To address the problems of classification, a new consensus-based system reflecting expert opinion, the Diagnostic Criteria for Psychiatric Disorders for Use with Adults with Learning Disabilities/Mental Retardation (DC–LD), has been developed (Royal College of Psychiatrists, 2001). This provides operationalised diagnostic criteria for psychiatric disorders for use with adults with moderate, severe or profound learning disabilities. It may also be used to complement the ICD–10 or DSM–IV–TR in adults with mild learning disabilities.

Generally, all criteria for anxiety disorders in ICD–10 or DSM–IV–TR can be applied validly and reliably in people with mild-to-moderate learning disability (Masi et al, 2002; Stavrakaki, 2002). In those with severe-to-profound disability, psychiatric assessments must be modified within the context of limitations in cognitive function, using simple spoken language, pictures and sign language. Collateral information from a primary caregiver familiar with the individual is essential. The interview must be unhurried, allowing sufficient time to give an account of events. Questions and responses may need to be repeated and rechecked. People with learning disabilities are suggestible and when presented with a choice of alternatives may agree or repeat the last words of the questionner’s sentence. Consequently, leading questions must be avoided.

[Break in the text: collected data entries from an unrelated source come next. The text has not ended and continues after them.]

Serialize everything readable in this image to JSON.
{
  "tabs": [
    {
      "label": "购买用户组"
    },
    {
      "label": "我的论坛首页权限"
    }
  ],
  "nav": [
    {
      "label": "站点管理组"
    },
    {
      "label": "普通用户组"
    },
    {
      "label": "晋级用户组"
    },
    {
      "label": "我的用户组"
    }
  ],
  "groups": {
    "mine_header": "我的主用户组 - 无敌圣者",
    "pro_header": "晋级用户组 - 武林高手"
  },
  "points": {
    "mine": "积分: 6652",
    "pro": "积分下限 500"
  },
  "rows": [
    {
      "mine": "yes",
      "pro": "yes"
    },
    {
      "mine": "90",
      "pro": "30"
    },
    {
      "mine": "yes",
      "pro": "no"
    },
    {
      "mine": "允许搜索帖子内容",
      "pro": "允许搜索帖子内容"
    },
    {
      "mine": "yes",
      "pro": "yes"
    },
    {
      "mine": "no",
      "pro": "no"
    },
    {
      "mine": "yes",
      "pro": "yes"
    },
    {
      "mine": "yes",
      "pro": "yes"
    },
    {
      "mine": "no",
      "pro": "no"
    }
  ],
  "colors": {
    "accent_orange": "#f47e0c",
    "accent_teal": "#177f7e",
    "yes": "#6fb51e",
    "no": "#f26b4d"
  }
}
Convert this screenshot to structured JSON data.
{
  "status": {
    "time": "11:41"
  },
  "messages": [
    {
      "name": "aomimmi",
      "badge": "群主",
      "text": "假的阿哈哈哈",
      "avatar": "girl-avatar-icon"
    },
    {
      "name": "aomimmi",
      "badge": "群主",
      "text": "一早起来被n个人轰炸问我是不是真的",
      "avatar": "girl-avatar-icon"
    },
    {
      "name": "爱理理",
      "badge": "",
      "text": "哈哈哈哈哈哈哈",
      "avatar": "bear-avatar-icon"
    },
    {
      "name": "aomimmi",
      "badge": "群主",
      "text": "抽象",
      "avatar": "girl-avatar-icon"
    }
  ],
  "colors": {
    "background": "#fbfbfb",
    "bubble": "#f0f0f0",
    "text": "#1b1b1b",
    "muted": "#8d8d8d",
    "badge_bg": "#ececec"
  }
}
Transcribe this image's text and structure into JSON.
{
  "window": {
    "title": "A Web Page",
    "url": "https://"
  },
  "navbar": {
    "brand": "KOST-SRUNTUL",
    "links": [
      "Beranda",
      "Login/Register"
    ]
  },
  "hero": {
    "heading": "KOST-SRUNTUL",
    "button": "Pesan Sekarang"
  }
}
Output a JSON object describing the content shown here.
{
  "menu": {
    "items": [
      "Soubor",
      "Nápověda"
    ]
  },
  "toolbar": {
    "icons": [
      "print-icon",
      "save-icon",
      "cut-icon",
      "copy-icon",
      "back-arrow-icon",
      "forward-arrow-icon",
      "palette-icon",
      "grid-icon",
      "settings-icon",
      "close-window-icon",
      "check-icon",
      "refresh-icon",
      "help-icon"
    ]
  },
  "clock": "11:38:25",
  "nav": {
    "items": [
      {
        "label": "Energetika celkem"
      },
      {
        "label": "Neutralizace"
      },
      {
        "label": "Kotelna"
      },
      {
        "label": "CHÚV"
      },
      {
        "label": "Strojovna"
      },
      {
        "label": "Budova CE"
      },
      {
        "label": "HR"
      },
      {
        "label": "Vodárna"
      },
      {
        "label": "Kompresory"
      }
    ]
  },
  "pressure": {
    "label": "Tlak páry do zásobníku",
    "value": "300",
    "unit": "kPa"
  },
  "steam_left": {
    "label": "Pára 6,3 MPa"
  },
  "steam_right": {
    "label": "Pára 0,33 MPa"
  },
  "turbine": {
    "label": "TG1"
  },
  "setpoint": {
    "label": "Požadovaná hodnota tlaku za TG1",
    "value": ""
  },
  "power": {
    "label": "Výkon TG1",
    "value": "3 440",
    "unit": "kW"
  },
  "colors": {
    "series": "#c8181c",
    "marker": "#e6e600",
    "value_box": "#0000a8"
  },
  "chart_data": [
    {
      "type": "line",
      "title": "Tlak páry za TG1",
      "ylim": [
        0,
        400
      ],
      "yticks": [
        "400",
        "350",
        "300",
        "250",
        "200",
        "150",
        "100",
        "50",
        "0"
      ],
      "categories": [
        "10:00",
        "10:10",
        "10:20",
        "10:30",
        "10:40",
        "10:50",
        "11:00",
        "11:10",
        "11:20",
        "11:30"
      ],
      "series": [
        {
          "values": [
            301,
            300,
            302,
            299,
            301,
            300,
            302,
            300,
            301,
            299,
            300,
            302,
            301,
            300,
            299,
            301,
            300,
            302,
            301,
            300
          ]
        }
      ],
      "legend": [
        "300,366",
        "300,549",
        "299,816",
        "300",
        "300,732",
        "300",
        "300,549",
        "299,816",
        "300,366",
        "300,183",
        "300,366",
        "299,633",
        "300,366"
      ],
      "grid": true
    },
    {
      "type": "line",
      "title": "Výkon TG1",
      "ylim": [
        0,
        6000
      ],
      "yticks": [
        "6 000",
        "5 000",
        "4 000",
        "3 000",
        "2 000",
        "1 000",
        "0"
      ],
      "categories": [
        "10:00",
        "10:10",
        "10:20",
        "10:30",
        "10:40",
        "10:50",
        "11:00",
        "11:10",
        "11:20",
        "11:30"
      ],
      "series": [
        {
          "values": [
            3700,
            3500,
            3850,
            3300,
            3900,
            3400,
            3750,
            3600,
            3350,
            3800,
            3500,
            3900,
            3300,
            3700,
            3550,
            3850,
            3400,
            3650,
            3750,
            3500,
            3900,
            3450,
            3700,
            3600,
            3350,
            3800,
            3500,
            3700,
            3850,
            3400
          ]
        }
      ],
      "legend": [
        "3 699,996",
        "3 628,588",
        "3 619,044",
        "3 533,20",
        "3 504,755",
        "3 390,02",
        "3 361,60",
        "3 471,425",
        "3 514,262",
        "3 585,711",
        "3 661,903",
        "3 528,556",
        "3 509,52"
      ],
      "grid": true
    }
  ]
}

Effects of learning disability on the presentation of the clinical features of anxiety

The clinical features of anxiety have cognitive, physiological, psychological and behavioural components. Psychological and cognitive elements may present as fearful anticipation, irritability, concentration and memory problems, repetitive worrying thoughts, fear and, in extreme instances, fully fledged panic. Physiological manifestations include dry mouth, difficulty in swallowing, flushing, sweating, pallor, palpitations, tremor, hyperventilation, chest pain/tightness, headache, backache, fatigue, muscle tension, diarrhoea, increased urinary frequency, paraesthesia, heightened startle response and insomnia. Avoidance is a common behavioural manifestation of anxiety. Chronologically, anxiety can be episodic, continuous or stress related.

Descriptions of key diagnostic concepts of anxiety require a certain level of IQ and linguistic skills, particularly with relation to more complex subjective cognitive phenomena. Matson et al, 1997 concluded that when anxiety cannot be expressed, especially in people with more severe degrees of learning disability, it might manifest as a behavioural disorder. However, this may be non-specific and may be a reflection of other triggers such as the environment. It is important to distinguish between behavioural disorders and abnormal behaviours that are the result of an underlying mental illness. In diagnosising anxiety, Khreim & Mikkelson (1997) highlighted the need to place relatively greater emphasis on phenomena such as agitation, screaming, crying, withdrawal, regressive/clingy behaviour or freezing, all of which could be interpreted as manifestations of fear.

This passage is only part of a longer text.